Les tumeurs cancéreuses savent se défendre face à la thérapeutique. En effet, pour lutter contre leur aptitude à créer leur propre vascularisation par angiogenèse, des thérapeutiques visant à bloquer spécifiquement tel ou tel facteur angiogénique ont été proposées. Ce à quoi elles répondent en sécrétant un nouveau facteur angiogénique. « Un cocktail de plusieurs agents antiangiogéniques serait plus efficace », suggèrent Yotaro Izumi et coll. (Boston, Etats-Unis) dans la revue « Nature ». Ce cocktail pourrait être représenté notamment par l'herceptin, qu'ils ont testé et dont ils rapportent l'action.

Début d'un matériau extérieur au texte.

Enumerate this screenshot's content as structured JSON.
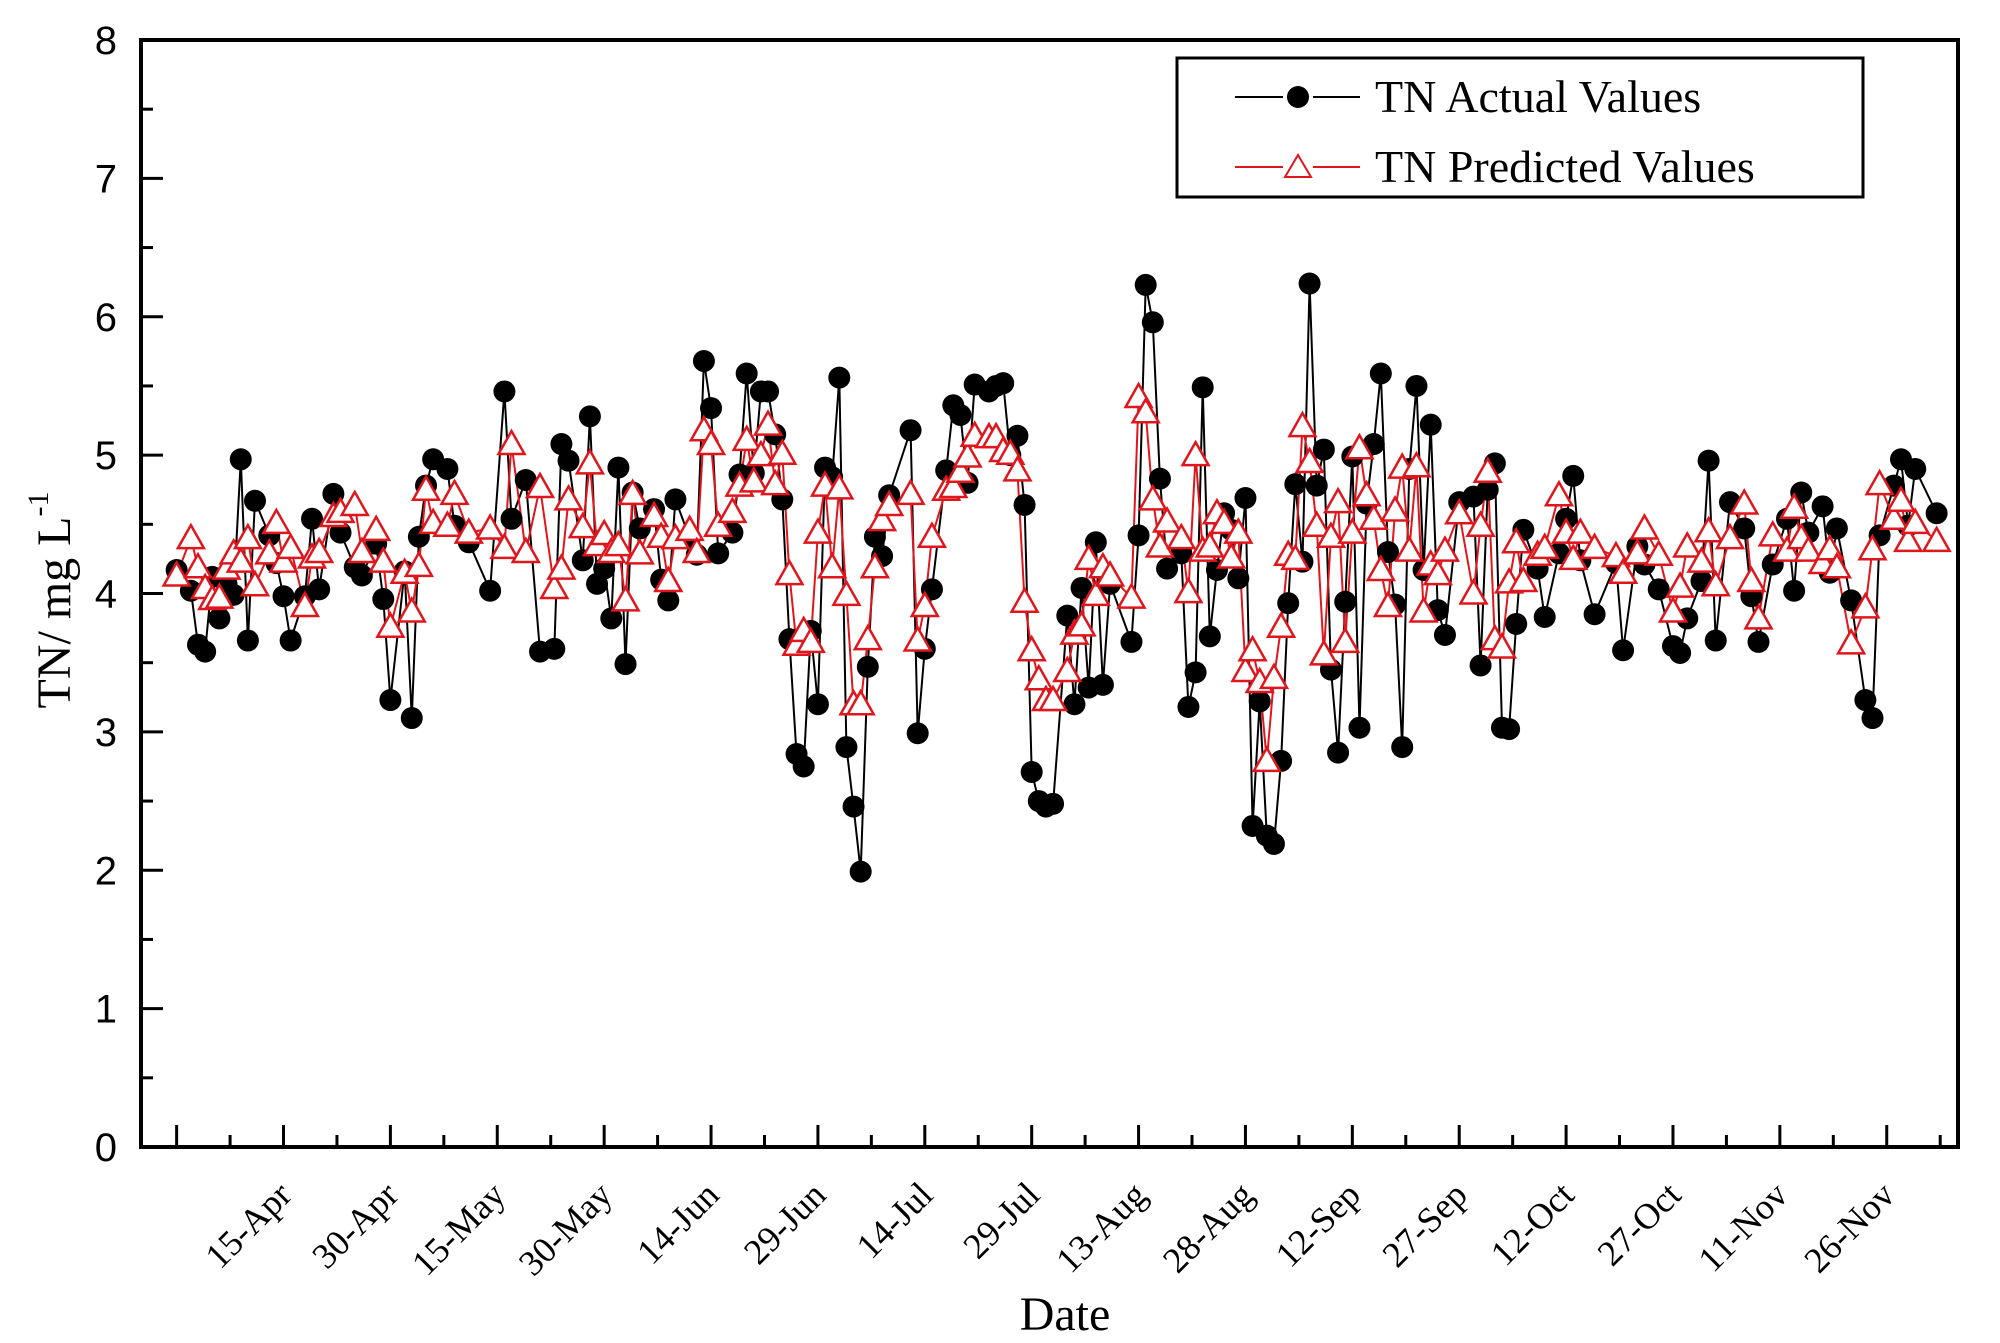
{
  "chart_data": {
    "type": "line",
    "title": "",
    "xlabel": "Date",
    "ylabel": "TN/ mg L",
    "ylabel_superscript": "-1",
    "ylim": [
      0,
      8
    ],
    "yticks": [
      "0",
      "1",
      "2",
      "3",
      "4",
      "5",
      "6",
      "7",
      "8"
    ],
    "x_unit": "day of year",
    "xlim": [
      85,
      340
    ],
    "xticks": [
      {
        "doy": 90,
        "label": ""
      },
      {
        "doy": 105,
        "label": "15-Apr"
      },
      {
        "doy": 120,
        "label": "30-Apr"
      },
      {
        "doy": 135,
        "label": "15-May"
      },
      {
        "doy": 150,
        "label": "30-May"
      },
      {
        "doy": 165,
        "label": "14-Jun"
      },
      {
        "doy": 180,
        "label": "29-Jun"
      },
      {
        "doy": 195,
        "label": "14-Jul"
      },
      {
        "doy": 210,
        "label": "29-Jul"
      },
      {
        "doy": 225,
        "label": "13-Aug"
      },
      {
        "doy": 240,
        "label": "28-Aug"
      },
      {
        "doy": 255,
        "label": "12-Sep"
      },
      {
        "doy": 270,
        "label": "27-Sep"
      },
      {
        "doy": 285,
        "label": "12-Oct"
      },
      {
        "doy": 300,
        "label": "27-Oct"
      },
      {
        "doy": 315,
        "label": "11-Nov"
      },
      {
        "doy": 330,
        "label": "26-Nov"
      }
    ],
    "grid": false,
    "legend_position": "top-right",
    "x": [
      90,
      92,
      93,
      94,
      95,
      96,
      97,
      98,
      99,
      100,
      101,
      103,
      104,
      105,
      106,
      108,
      109,
      110,
      112,
      113,
      115,
      116,
      118,
      119,
      120,
      122,
      123,
      124,
      125,
      126,
      128,
      129,
      131,
      134,
      136,
      137,
      139,
      141,
      143,
      144,
      145,
      147,
      148,
      149,
      150,
      151,
      152,
      153,
      154,
      155,
      157,
      158,
      159,
      160,
      162,
      163,
      164,
      165,
      166,
      168,
      169,
      170,
      171,
      172,
      173,
      174,
      175,
      176,
      177,
      178,
      179,
      180,
      181,
      182,
      183,
      184,
      185,
      186,
      187,
      188,
      189,
      190,
      193,
      194,
      195,
      196,
      198,
      199,
      200,
      201,
      202,
      204,
      205,
      206,
      207,
      208,
      209,
      210,
      211,
      212,
      213,
      215,
      216,
      217,
      218,
      219,
      220,
      221,
      224,
      225,
      226,
      227,
      228,
      229,
      231,
      232,
      233,
      234,
      235,
      236,
      237,
      238,
      239,
      240,
      241,
      242,
      243,
      244,
      245,
      246,
      247,
      248,
      249,
      250,
      251,
      252,
      253,
      254,
      255,
      256,
      257,
      258,
      259,
      260,
      261,
      262,
      263,
      264,
      265,
      266,
      267,
      268,
      270,
      272,
      273,
      274,
      275,
      276,
      277,
      278,
      279,
      281,
      282,
      284,
      285,
      286,
      287,
      289,
      292,
      293,
      295,
      296,
      298,
      300,
      301,
      302,
      304,
      305,
      306,
      308,
      310,
      311,
      312,
      314,
      316,
      317,
      318,
      319,
      321,
      322,
      323,
      325,
      327,
      328,
      329,
      331,
      332,
      333,
      334,
      337
    ],
    "series": [
      {
        "name": "TN Actual Values",
        "color": "#000000",
        "marker": "filled-circle",
        "values": [
          4.17,
          4.02,
          3.63,
          3.58,
          4.12,
          3.82,
          4.07,
          3.99,
          4.97,
          3.66,
          4.67,
          4.42,
          4.22,
          3.98,
          3.66,
          3.98,
          4.54,
          4.03,
          4.72,
          4.44,
          4.19,
          4.13,
          4.36,
          3.96,
          3.23,
          4.16,
          3.1,
          4.41,
          4.78,
          4.97,
          4.9,
          4.49,
          4.37,
          4.02,
          5.46,
          4.54,
          4.82,
          3.58,
          3.6,
          5.08,
          4.96,
          4.24,
          5.28,
          4.07,
          4.18,
          3.82,
          4.91,
          3.49,
          4.73,
          4.47,
          4.61,
          4.1,
          3.95,
          4.68,
          4.4,
          4.28,
          5.68,
          5.34,
          4.29,
          4.44,
          4.86,
          5.59,
          4.87,
          5.46,
          5.46,
          5.15,
          4.68,
          3.67,
          2.84,
          2.75,
          3.73,
          3.2,
          4.91,
          4.84,
          5.56,
          2.89,
          2.46,
          1.99,
          3.47,
          4.41,
          4.27,
          4.71,
          5.18,
          2.99,
          3.6,
          4.03,
          4.89,
          5.36,
          5.29,
          4.8,
          5.51,
          5.46,
          5.5,
          5.52,
          5.0,
          5.14,
          4.64,
          2.71,
          2.5,
          2.46,
          2.48,
          3.84,
          3.2,
          4.04,
          3.32,
          4.37,
          3.34,
          4.07,
          3.65,
          4.42,
          6.23,
          5.96,
          4.83,
          4.18,
          4.29,
          3.18,
          3.43,
          5.49,
          3.69,
          4.17,
          4.58,
          4.46,
          4.11,
          4.69,
          2.32,
          3.22,
          2.25,
          2.19,
          2.79,
          3.93,
          4.79,
          4.23,
          6.24,
          4.78,
          5.04,
          3.45,
          2.85,
          3.94,
          4.99,
          3.03,
          4.65,
          5.08,
          5.59,
          4.3,
          3.92,
          2.89,
          4.9,
          5.5,
          4.17,
          5.22,
          3.88,
          3.7,
          4.66,
          4.7,
          3.48,
          4.75,
          4.94,
          3.03,
          3.02,
          3.78,
          4.46,
          4.18,
          3.83,
          4.29,
          4.54,
          4.85,
          4.24,
          3.85,
          4.22,
          3.59,
          4.34,
          4.21,
          4.03,
          3.62,
          3.57,
          3.82,
          4.09,
          4.96,
          3.66,
          4.66,
          4.47,
          3.98,
          3.65,
          4.21,
          4.54,
          4.02,
          4.73,
          4.44,
          4.63,
          4.15,
          4.47,
          3.95,
          3.23,
          3.1,
          4.42,
          4.78,
          4.97,
          4.49,
          4.9,
          4.58
        ]
      },
      {
        "name": "TN Predicted Values",
        "color": "#e0161c",
        "marker": "open-triangle",
        "values": [
          4.13,
          4.4,
          4.19,
          4.04,
          3.96,
          3.97,
          4.18,
          4.29,
          4.23,
          4.4,
          4.06,
          4.29,
          4.51,
          4.23,
          4.33,
          3.91,
          4.26,
          4.3,
          4.56,
          4.59,
          4.64,
          4.3,
          4.46,
          4.23,
          3.76,
          4.15,
          3.87,
          4.2,
          4.75,
          4.51,
          4.49,
          4.72,
          4.44,
          4.47,
          4.33,
          5.08,
          4.3,
          4.77,
          4.04,
          4.18,
          4.68,
          4.48,
          4.94,
          4.35,
          4.43,
          4.3,
          4.35,
          3.95,
          4.72,
          4.29,
          4.56,
          4.41,
          4.09,
          4.4,
          4.46,
          4.3,
          5.18,
          5.08,
          4.49,
          4.59,
          4.78,
          5.11,
          4.81,
          5.0,
          5.22,
          4.79,
          5.01,
          4.14,
          3.63,
          3.73,
          3.65,
          4.44,
          4.78,
          4.19,
          4.76,
          3.99,
          3.2,
          3.2,
          3.67,
          4.19,
          4.53,
          4.64,
          4.72,
          3.66,
          3.91,
          4.41,
          4.75,
          4.77,
          4.88,
          4.99,
          5.14,
          5.13,
          5.13,
          5.03,
          5.01,
          4.89,
          3.94,
          3.59,
          3.38,
          3.23,
          3.23,
          3.44,
          3.71,
          3.77,
          4.25,
          3.99,
          4.19,
          4.13,
          3.97,
          5.42,
          5.31,
          4.68,
          4.34,
          4.52,
          4.4,
          4.01,
          5.0,
          4.31,
          4.34,
          4.58,
          4.51,
          4.26,
          4.44,
          3.44,
          3.59,
          3.36,
          2.79,
          3.39,
          3.76,
          4.28,
          4.25,
          5.21,
          4.95,
          4.49,
          3.56,
          4.41,
          4.66,
          3.65,
          4.44,
          5.05,
          4.71,
          4.54,
          4.17,
          3.91,
          4.6,
          4.91,
          4.31,
          4.92,
          3.87,
          4.21,
          4.14,
          4.31,
          4.58,
          4.0,
          4.49,
          4.88,
          3.67,
          3.61,
          4.08,
          4.37,
          4.09,
          4.28,
          4.33,
          4.71,
          4.44,
          4.25,
          4.44,
          4.33,
          4.27,
          4.15,
          4.29,
          4.47,
          4.28,
          3.87,
          4.05,
          4.34,
          4.23,
          4.45,
          4.06,
          4.4,
          4.65,
          4.09,
          3.82,
          4.42,
          4.31,
          4.62,
          4.4,
          4.31,
          4.22,
          4.32,
          4.19,
          3.64,
          3.9,
          4.32,
          4.79,
          4.54,
          4.67,
          4.38,
          4.51,
          4.38
        ]
      }
    ]
  },
  "legend": {
    "items": [
      {
        "label": "TN Actual Values"
      },
      {
        "label": "TN Predicted Values"
      }
    ]
  }
}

Un cancer mammaire expérimental
L'herceptin est un anticorps monoclonal s'opposant aux récepteurs de surface cellulaire HER2 (récepteur du facteur de croissance épidermique-2). Les chercheurs américains ont pu démontrer, chez des souris atteintes d'un cancer mammaire humain expérimental surexprimant HER2, des effets à la fois pro- et antiangiogéniques sur plusieurs facteurs d'angiogenèse. Chez les rongeurs soumis à l'herceptin, ils ont constaté une normalisation et une régression de la vascularisation néoformée. Le diamètre et le volume des tumeurs sont significativement réduits. Il en va de même pour la perméabilité vasculaire. Toujours chez les animaux traités, les vaisseaux s'approchent davantage du phénotype normal. Enfin, la croissance tumorale est ralentie et la survie significativement augmentée.
Pour mieux comprendre le mode d'action de l'anticorps monoclonal, les chercheurs ont étudié l'expression de 23 gènes liés à l'angiogenèse. Ils ont relevé, sous traitement, une baisse de l'expression des facteurs proangiogéniques VEGF (vascular-endothelial growth factor), TGF-alpha (transforming growth factor-alpha), Ang-1 (angiopoietin-1) et PAI-1 (plasminogen-activator inhibitor-1). En revanche, une sur-expression du facteur antiangiogénique TSP-1 (thrombospondin-1) a été notée, in vivo.
De façon surprenante les américains ont constaté, en passant d e l'éprouvette au vivant, des discordances dans les sur- et sous-expressions de ces gènes. Sans entrer dans le détail, ces changements mettent en valeur l'importance des interactions entre les cellules hôtes et tumorales, dans la production des facteurs angiogéniques. Cette notion suggère que l'herceptin agit à la fois sur les cellules tumorales et hôtes et que ces dernières seraient à même d'agir de façon délétère sur le processus de normalisation vasculaire. Aussi d'autres agents antiangiogéniques (par exemple, un anti-VEGF) pourraient être nécessaires pour obtenir une régression vasculaire stable à long terme.
Les auteurs concluent de façon prospective. D'autres inhibiteurs, au potentiel de cocktail thérapeutique, pourraient bloquer diverses séries de facteurs angiogéniques. En déterminant les profils angiogéniques des patients et des tumeurs, il deviendrait alors possible de proposer un traitement personnalisé.
« Nature » vol. 416, 21 mars 2002, pp. 279-280.